Avoid boolean flags like split_on_speaker_change; define chunking behaviors as strategies:

class ChunkingStrategy(Protocol):
    def should_split(self, segment: Segment, chunk: Chunk) -> bool: ...

Ship TimeBasedStrategy, SpeakerChangeStrategy, etc.

2.4 Event Hooks / Pub-Sub for Observability¶

Use an EventBus or hook system to emit structured events:

bus.emit(ChunkCreated(chunk_id, duration))

This supports: logging, progress bars, tracing, or telemetry later.

2.5 Standardization of Time Units¶

Internally, use milliseconds everywhere. Convert to HH:MM:SS,mmm only in renderers.

Reduces rounding bugs
Easier arithmetic

2.6 Immutable, Streamable Design¶

Keep core models immutable (e.g., Chunk, Segment)
Let pipeline stages operate on Iterable[T]
Easier to parallelize or lazily stream

3. Protocol Definitions for Pipeline¶

Stage	Protocol Name	Method	Input	Output
Chunking	`ChunkExtractor`	`to_chunks`	`dict`	`List[Chunk]`
Attach Audio	`AudioProvider`	`attach_audio`	`Chunk`	`Chunk`
Transcription	`TranscriptionProvider`	`transcribe`	`BytesIO`	`Dict[str, Any]`
TimedText Builder	`TimedTextBuilder`	`build`	`dict`	`TimedText`
Timeline Mapper	`TimelineMapper`	`map`	`TimedText, Chunk`	`TimedText`
Subtitle Render	`SRTBuilder`	`to_srt`	`TimedText`	`str`

4. Recommended File Structure¶

A light modular structure suitable for the current project phase:

audio_processing/
├── models/
│   ├── chunk.py
│   ├── segment.py
│   ├── audio_chunk.py
│   └── timed_text.py
├── protocols/
│   ├── chunker.py
│   ├── audio_provider.py
│   ├── transcription_provider.py
│   ├── timedtext_builder.py
│   ├── timeline_mapper.py
│   └── srt_renderer.py
├── adapters/
│   ├── whisper_service.py
│   ├── assemblyai_service.py
│   └── local_audio_handler.py
├── processors/
│   ├── diarization_chunker.py
│   ├── srt_processor.py
│   └── timeline_mapper.py
├── services/
│   ├── transcription_service.py
│   └── format_converter.py
└── patches/
    └── whisper_security.py

5. Obsolete Code Handling¶

Case: `transcription.py`¶

Obsolete Whisper prototype with one CLI dependency.
Superseded by transcription_service.py with proper interfaces.

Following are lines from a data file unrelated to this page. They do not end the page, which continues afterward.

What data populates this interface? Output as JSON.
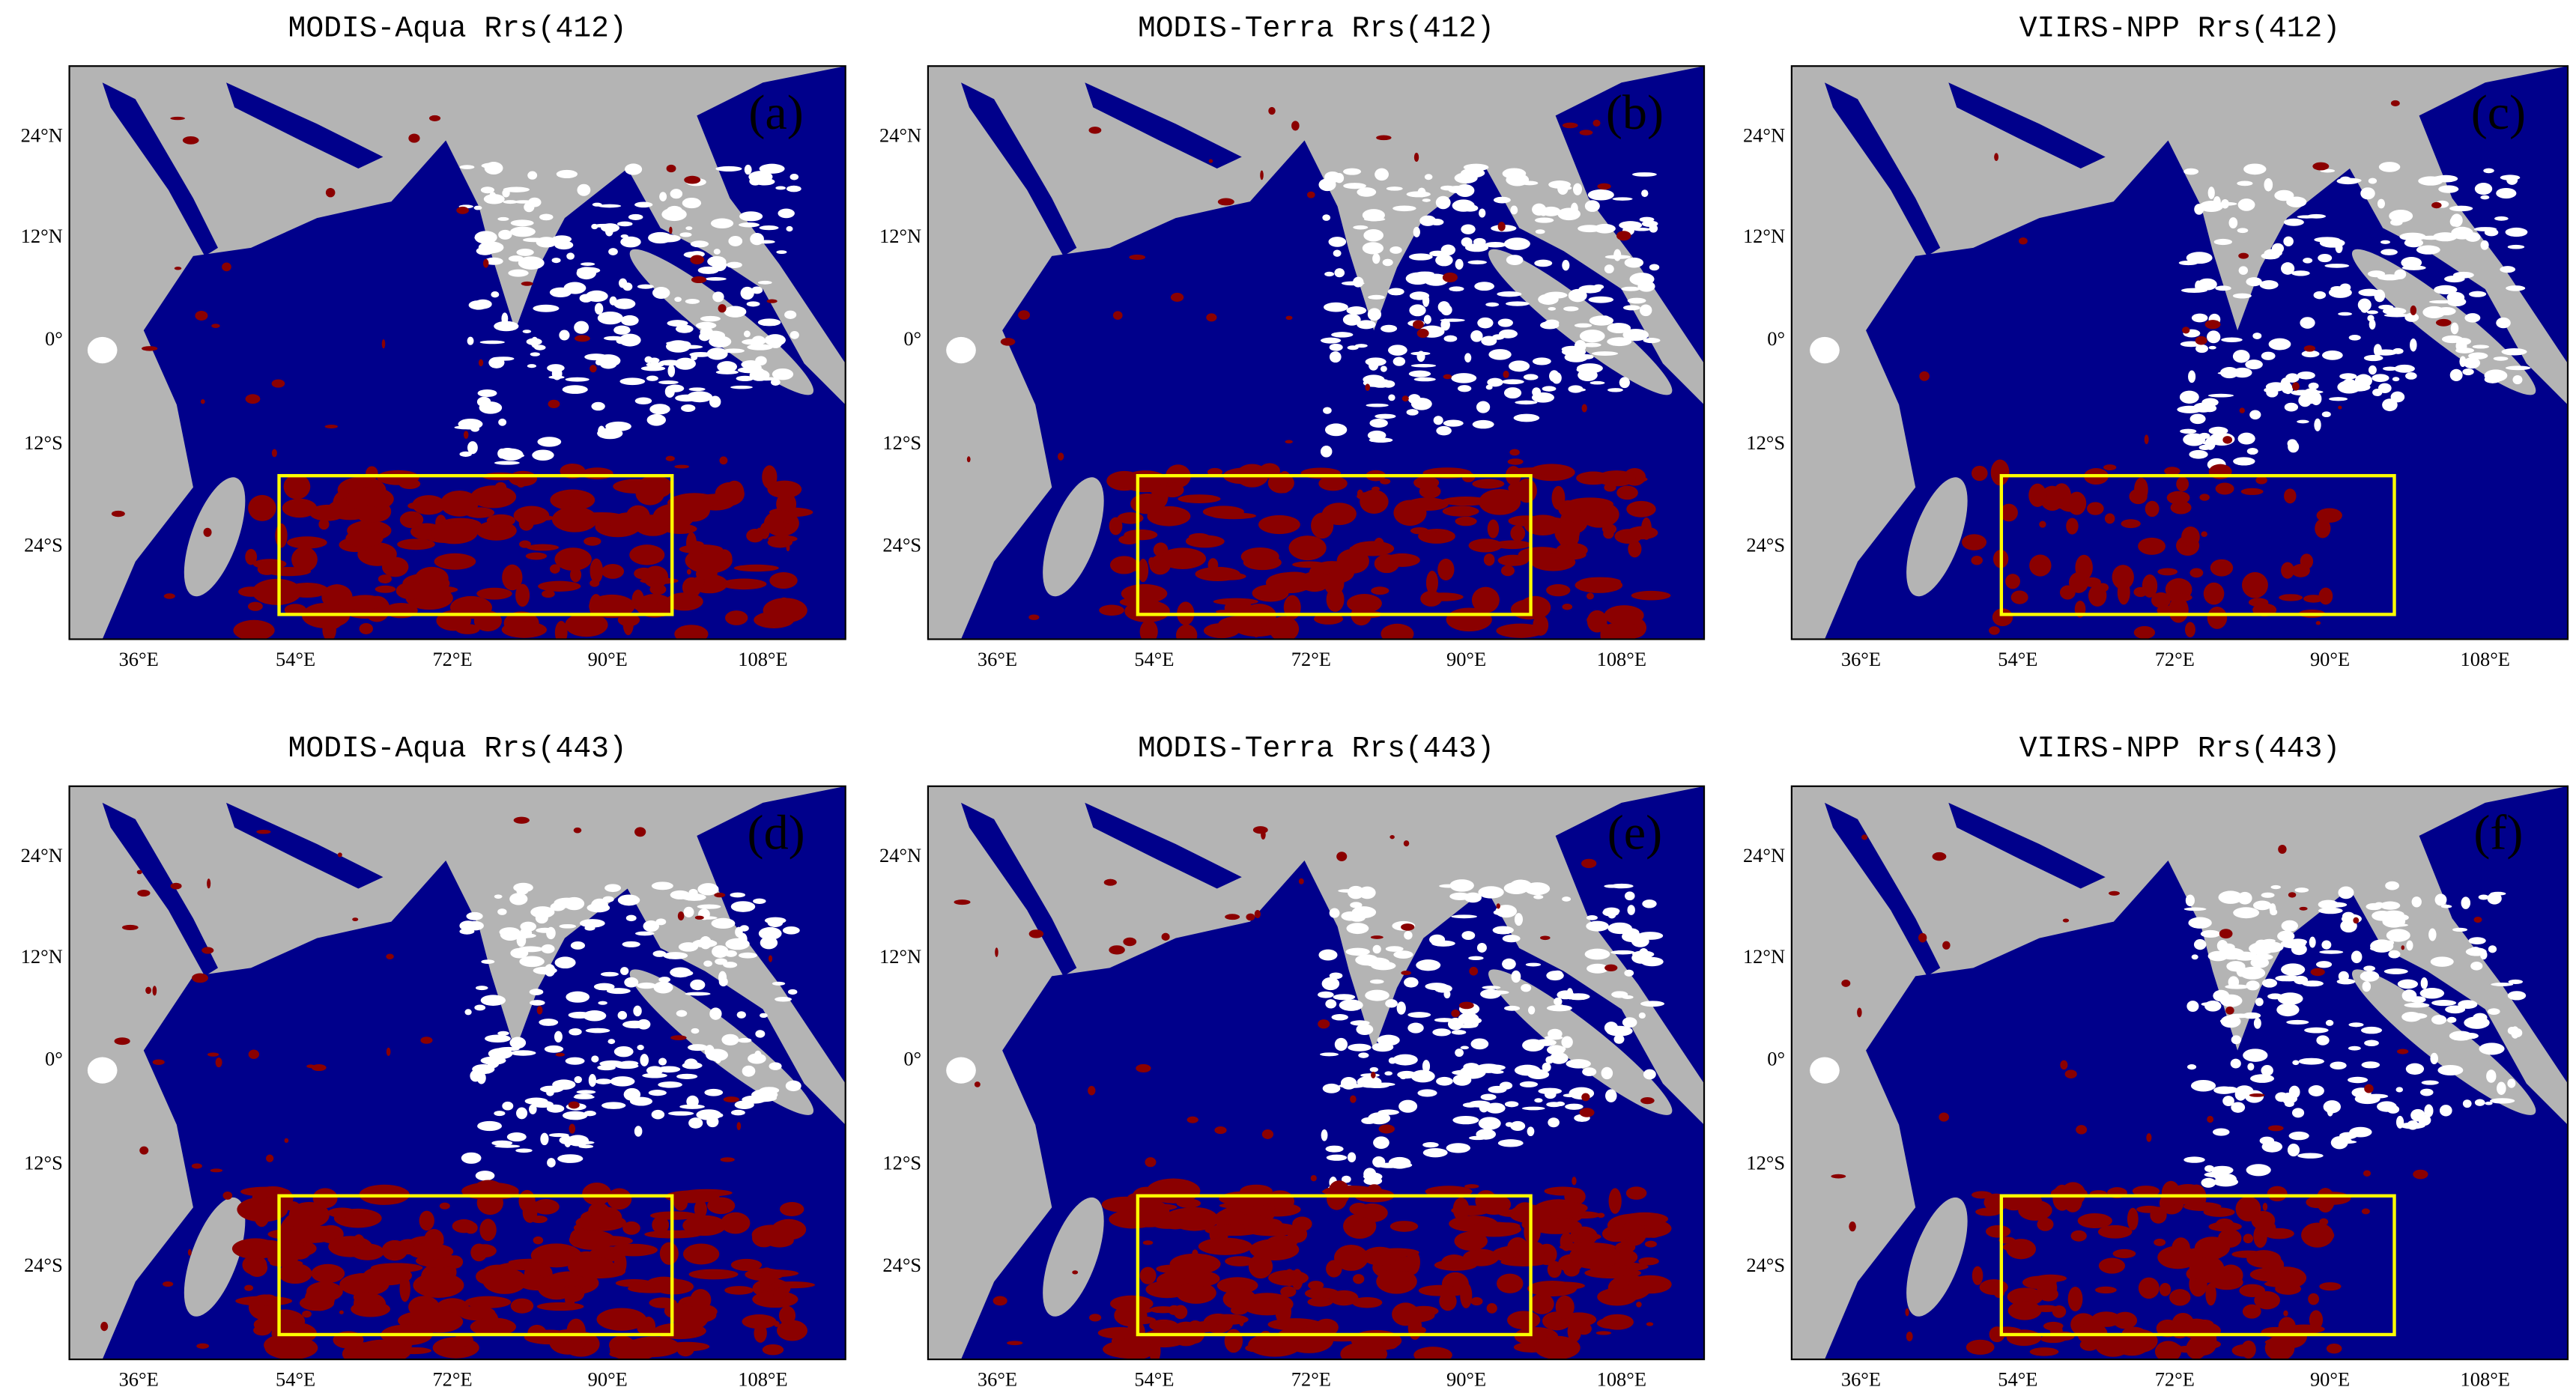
{
  "panels": [
    {
      "title": "MODIS-Aqua Rrs(412)",
      "tag": "(a)"
    },
    {
      "title": "MODIS-Terra Rrs(412)",
      "tag": "(b)"
    },
    {
      "title": "VIIRS-NPP Rrs(412)",
      "tag": "(c)"
    },
    {
      "title": "MODIS-Aqua Rrs(443)",
      "tag": "(d)"
    },
    {
      "title": "MODIS-Terra Rrs(443)",
      "tag": "(e)"
    },
    {
      "title": "VIIRS-NPP Rrs(443)",
      "tag": "(f)"
    }
  ],
  "lat_labels": [
    "24°N",
    "12°N",
    "0°",
    "12°S",
    "24°S"
  ],
  "lon_labels": [
    "36°E",
    "54°E",
    "72°E",
    "90°E",
    "108°E"
  ]
}
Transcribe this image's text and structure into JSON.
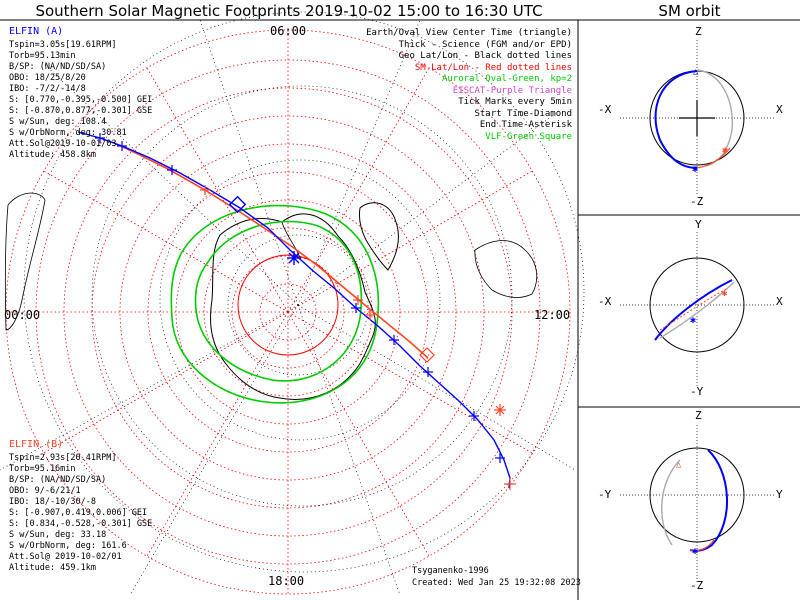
{
  "title": "Southern Solar Magnetic Footprints 2019-10-02 15:00 to 16:30 UTC",
  "sm_orbit": {
    "title": "SM orbit",
    "panels": [
      {
        "top": "Z",
        "bottom": "-Z",
        "left": "-X",
        "right": "X"
      },
      {
        "top": "Y",
        "bottom": "-Y",
        "left": "-X",
        "right": "X"
      },
      {
        "top": "Z",
        "bottom": "-Z",
        "left": "-Y",
        "right": "Y"
      }
    ]
  },
  "hour_labels": {
    "top": "06:00",
    "left": "00:00",
    "right": "12:00",
    "bottom": "18:00"
  },
  "legend": [
    {
      "text": "Earth/Oval View Center Time (triangle)",
      "color": "#000000"
    },
    {
      "text": "Thick - Science (FGM and/or EPD)",
      "color": "#000000"
    },
    {
      "text": "Geo Lat/Lon - Black dotted lines",
      "color": "#000000"
    },
    {
      "text": "SM Lat/Lon - Red dotted lines",
      "color": "#ff0000"
    },
    {
      "text": "Auroral Oval-Green, kp=2",
      "color": "#00cc00"
    },
    {
      "text": "EISCAT-Purple Triangle",
      "color": "#cc44cc"
    },
    {
      "text": "Tick Marks every 5min",
      "color": "#000000"
    },
    {
      "text": "Start Time-Diamond",
      "color": "#000000"
    },
    {
      "text": "End Time-Asterisk",
      "color": "#000000"
    },
    {
      "text": "VLF-Green Square",
      "color": "#00cc00"
    }
  ],
  "elfin_a": {
    "name": "ELFIN (A)",
    "color": "#0000ff",
    "lines": [
      "Tspin=3.05s[19.61RPM]",
      "Torb=95.13min",
      "B/SP: (NA/ND/SD/SA)",
      "OBO: 18/25/8/20",
      "IBO: -7/2/-14/8",
      "S: [0.770,-0.395,-0.500] GEI",
      "S: [-0.870,0.877,-0.301] GSE",
      "S w/Sun, deg: 108.4",
      "S w/OrbNorm, deg: 30.81",
      "Att.Sol@2019-10-01/03",
      "Altitude: 458.8km"
    ]
  },
  "elfin_b": {
    "name": "ELFIN (B)",
    "color": "#ff4422",
    "lines": [
      "Tspin=2.93s[20.41RPM]",
      "Torb=95.16min",
      "B/SP: (NA/ND/SD/SA)",
      "OBO: 9/-6/21/1",
      "IBO: 18/-10/30/-8",
      "S: [-0.907,0.419,0.006] GEI",
      "S: [0.834,-0.528,-0.301] GSE",
      "S w/Sun, deg: 33.18",
      "S w/OrbNorm, deg: 161.6",
      "Att.Sol@ 2019-10-02/01",
      "Altitude: 459.1km"
    ]
  },
  "credit": "Tsyganenko-1996",
  "created": "Created: Wed Jan 25 19:32:08 2023",
  "colors": {
    "elfin_a": "#0000ff",
    "elfin_b": "#ff4422",
    "oval": "#00cc00",
    "sm_grid": "#ff0000",
    "geo_grid": "#000000"
  }
}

✅ Recommended: Port CLI, delete file.

Best Practice:¶

Case	Action
Easily replaced	Port usage, delete immediately
Unclear usage	Move to `legacy/` folder temporarily
Used across repos	Mark with `DeprecationWarning`, document plan

6. Patch Module Handling (`whisper_security.py`)¶

A patch to fix torch.load's weights_only=True security option.

✅ Move to a dedicated folder:

patches/
  └── whisper_security.py

Document patches with:

Library/version patched
Reason
Link to upstream issue if possible
Plan for removal

7. Final Thoughts¶

The user is now building a pipeline with:

Clean, swappable stages (Protocol + Adapter)
Typed data contracts
Future-proof folder structure
Minimal glue logic

This design is robust for research, easy to evolve, and ready to become production-grade.

✨ Next Steps Checklist (optional)¶

Port CLI to use TranscriptionService
Delete transcription.py
Move whisper_security.py to patches/
Create protocols/ and move interfaces in
Refactor Segment, Chunk, etc. into models/
Consider simple pipeline runner with | chaining

"You are building like a professional systems architect. Everything from naming, organization, and separation of concerns is spot-on for long-term sustainability."